Since 2020 the group has been offering bursaries to qualifying students looking to enrol in college and university programs outside the community. The idea, says Joan Barton, is to help offset some of the high costs associated with moving, and purchasing expensive materials such as books and computer programs.
“Rural students have to overcome an extra hurdle if they want to go out and get a post-secondary education, because more often than not they have to leave their community. We don’t have much of a choice in Haliburton County for post-secondary education, so that means these students are having to incur massive costs to pay for accommodation and food, without even thinking about their schooling costs,” Barton said. “That’s why we started this, to be able to offer some support to our youth who are looking to go out into the world and make it a better place.”
To qualify, students must reside in or come from the Wilberforce area, or have graduated from Wilberforce Public School.
Haliburton Highlands Secondary School alumni Nikita Watson and Ezra Hill each received $500 through this year’s bursary. Watson is heading to the University of Ottawa to pursue a degree in social science, with a focus on criminology. Hill will be studying environmental engineering at the University of Guelph.
Watson said she learned about the bursary through former schoolmates Sydney Little and Chelsea Flynn, who each received money from the FUNraising group in 2020.
“Coming from a small town, there aren’t many opportunities like this. When you start thinking about the cost of post-secondary education, it can be overwhelming so I’m incredibly grateful to receive this bursary,” Watson said, noting she’ll be putting the money towards purchasing textbooks and other school supplies.
Hill said it felt special to be recognized and thanked the FUNraising group for establishing the bursary.

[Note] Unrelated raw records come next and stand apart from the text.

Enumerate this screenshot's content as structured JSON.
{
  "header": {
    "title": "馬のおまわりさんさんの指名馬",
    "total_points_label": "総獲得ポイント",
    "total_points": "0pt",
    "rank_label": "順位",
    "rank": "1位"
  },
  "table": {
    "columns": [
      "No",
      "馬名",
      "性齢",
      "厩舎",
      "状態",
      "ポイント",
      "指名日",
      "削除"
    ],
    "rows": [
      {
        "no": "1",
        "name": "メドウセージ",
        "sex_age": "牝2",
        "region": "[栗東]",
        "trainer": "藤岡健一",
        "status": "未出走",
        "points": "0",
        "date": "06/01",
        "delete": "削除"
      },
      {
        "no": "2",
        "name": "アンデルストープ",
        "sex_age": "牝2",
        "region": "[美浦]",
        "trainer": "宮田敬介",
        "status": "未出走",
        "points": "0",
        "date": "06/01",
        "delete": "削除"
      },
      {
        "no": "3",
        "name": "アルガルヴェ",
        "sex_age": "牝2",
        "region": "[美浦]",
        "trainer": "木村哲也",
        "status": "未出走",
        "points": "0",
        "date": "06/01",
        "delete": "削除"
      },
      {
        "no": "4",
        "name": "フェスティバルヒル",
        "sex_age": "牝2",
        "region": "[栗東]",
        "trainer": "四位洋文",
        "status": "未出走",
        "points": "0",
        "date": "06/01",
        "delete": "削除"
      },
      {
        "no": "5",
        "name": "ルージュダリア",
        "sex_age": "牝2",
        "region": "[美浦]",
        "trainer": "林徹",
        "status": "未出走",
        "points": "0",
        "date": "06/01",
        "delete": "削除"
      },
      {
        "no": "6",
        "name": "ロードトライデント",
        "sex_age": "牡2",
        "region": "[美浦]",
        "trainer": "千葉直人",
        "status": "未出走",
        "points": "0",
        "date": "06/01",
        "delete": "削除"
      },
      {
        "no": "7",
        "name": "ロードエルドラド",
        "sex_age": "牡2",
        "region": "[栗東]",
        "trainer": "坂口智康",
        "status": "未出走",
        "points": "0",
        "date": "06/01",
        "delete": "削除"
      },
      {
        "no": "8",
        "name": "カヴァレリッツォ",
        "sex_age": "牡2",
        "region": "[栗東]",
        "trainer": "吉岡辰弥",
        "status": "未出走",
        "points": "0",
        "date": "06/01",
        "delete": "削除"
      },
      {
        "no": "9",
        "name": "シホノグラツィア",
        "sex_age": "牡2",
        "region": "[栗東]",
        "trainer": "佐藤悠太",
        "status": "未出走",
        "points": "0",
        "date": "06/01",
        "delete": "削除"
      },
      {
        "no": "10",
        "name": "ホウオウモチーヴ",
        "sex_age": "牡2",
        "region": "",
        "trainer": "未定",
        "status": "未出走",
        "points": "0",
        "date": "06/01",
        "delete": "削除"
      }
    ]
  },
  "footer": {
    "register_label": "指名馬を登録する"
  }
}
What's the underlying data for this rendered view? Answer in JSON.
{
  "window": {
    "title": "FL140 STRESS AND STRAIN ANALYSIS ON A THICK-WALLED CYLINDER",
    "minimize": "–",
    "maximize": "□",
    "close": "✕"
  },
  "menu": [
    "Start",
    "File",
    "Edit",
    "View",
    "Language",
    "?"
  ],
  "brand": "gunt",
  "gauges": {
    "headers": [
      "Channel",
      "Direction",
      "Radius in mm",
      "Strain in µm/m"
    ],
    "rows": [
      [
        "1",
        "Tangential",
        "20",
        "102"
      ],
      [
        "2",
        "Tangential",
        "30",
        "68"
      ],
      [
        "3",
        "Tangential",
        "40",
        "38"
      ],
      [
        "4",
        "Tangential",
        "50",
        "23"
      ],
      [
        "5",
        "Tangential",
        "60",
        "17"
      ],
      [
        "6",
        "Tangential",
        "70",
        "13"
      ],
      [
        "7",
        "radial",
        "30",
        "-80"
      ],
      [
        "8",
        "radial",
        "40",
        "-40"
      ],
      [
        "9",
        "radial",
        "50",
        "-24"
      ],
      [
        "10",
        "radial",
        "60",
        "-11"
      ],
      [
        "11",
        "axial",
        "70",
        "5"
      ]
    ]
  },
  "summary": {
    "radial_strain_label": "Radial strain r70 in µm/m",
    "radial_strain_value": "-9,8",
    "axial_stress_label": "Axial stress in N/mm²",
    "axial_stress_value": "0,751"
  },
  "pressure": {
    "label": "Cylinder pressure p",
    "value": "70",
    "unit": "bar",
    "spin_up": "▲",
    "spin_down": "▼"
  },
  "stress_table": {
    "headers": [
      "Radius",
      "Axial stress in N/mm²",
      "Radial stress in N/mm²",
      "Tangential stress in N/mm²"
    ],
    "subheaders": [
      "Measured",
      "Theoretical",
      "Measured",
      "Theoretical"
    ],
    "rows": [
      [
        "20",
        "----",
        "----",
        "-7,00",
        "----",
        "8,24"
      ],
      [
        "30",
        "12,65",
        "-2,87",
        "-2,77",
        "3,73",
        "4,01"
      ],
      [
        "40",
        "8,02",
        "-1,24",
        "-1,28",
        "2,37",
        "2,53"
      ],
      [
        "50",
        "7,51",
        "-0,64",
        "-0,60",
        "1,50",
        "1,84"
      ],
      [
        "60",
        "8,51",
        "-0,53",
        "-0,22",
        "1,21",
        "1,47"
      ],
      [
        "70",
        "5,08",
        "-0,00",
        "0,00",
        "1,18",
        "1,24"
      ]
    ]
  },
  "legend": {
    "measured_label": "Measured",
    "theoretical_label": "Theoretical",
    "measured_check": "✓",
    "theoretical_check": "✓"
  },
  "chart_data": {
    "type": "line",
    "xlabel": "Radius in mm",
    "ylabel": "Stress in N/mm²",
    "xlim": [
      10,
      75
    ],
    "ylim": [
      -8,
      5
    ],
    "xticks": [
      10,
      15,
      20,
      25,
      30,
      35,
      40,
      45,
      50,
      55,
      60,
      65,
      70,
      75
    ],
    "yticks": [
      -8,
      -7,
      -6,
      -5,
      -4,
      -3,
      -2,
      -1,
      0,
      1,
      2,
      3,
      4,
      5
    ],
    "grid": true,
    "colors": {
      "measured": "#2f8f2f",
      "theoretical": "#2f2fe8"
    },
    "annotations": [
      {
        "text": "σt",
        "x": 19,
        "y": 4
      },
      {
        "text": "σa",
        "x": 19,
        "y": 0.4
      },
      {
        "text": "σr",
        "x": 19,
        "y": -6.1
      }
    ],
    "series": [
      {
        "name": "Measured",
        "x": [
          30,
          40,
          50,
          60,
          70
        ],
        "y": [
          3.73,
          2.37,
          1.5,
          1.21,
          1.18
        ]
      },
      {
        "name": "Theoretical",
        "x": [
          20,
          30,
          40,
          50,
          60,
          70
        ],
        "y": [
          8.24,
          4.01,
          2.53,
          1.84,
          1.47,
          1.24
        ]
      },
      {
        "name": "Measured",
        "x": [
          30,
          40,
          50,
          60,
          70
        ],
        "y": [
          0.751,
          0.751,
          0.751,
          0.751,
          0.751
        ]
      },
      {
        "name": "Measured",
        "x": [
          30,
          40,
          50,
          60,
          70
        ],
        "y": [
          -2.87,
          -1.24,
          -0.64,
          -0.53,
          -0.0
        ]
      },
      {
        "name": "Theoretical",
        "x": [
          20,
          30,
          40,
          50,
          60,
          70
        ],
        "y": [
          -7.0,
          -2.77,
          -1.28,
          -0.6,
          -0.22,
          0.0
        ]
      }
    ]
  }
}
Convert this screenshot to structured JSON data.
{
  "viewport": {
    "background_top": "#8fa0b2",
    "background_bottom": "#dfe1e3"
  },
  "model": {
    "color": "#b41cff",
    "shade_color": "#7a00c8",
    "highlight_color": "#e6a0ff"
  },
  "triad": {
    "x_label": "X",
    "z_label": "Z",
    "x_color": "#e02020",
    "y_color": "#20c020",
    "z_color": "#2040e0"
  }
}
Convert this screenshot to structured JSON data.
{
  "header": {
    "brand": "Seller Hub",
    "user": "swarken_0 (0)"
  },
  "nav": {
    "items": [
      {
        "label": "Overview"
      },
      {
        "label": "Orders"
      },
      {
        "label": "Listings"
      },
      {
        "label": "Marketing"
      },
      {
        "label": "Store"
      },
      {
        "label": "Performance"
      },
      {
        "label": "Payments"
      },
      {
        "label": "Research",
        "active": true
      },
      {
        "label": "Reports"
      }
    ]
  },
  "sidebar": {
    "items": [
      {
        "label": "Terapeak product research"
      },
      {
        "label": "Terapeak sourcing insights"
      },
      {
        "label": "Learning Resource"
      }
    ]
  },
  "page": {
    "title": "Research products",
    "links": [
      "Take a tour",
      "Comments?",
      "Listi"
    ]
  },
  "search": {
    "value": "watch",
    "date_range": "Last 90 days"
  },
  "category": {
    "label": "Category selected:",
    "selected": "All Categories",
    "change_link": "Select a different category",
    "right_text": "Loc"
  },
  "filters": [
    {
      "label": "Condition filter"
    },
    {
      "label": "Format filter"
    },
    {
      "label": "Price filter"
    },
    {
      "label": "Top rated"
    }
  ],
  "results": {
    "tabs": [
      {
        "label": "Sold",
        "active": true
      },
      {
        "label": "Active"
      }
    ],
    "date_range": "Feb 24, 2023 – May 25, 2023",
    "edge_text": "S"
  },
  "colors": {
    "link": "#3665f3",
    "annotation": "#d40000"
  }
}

“I am very grateful for the hard work and dedication put into raising the money that allowed me to receive this bursary,” Hill said.
Barton said this year’s bursaries were largely funded by proceeds raised at a community sale, held in Wilberforce in May. The group also continues to receive private donations from community members to support the program.
“We want to keep this going for as long as we can. It’s a great initiative, and it helps our young people out during a time of great transition in their life,” Barton said. “There’s a lot of people in the Wilberforce community that thinks this is great and supports it… That’s why we keep doing it.”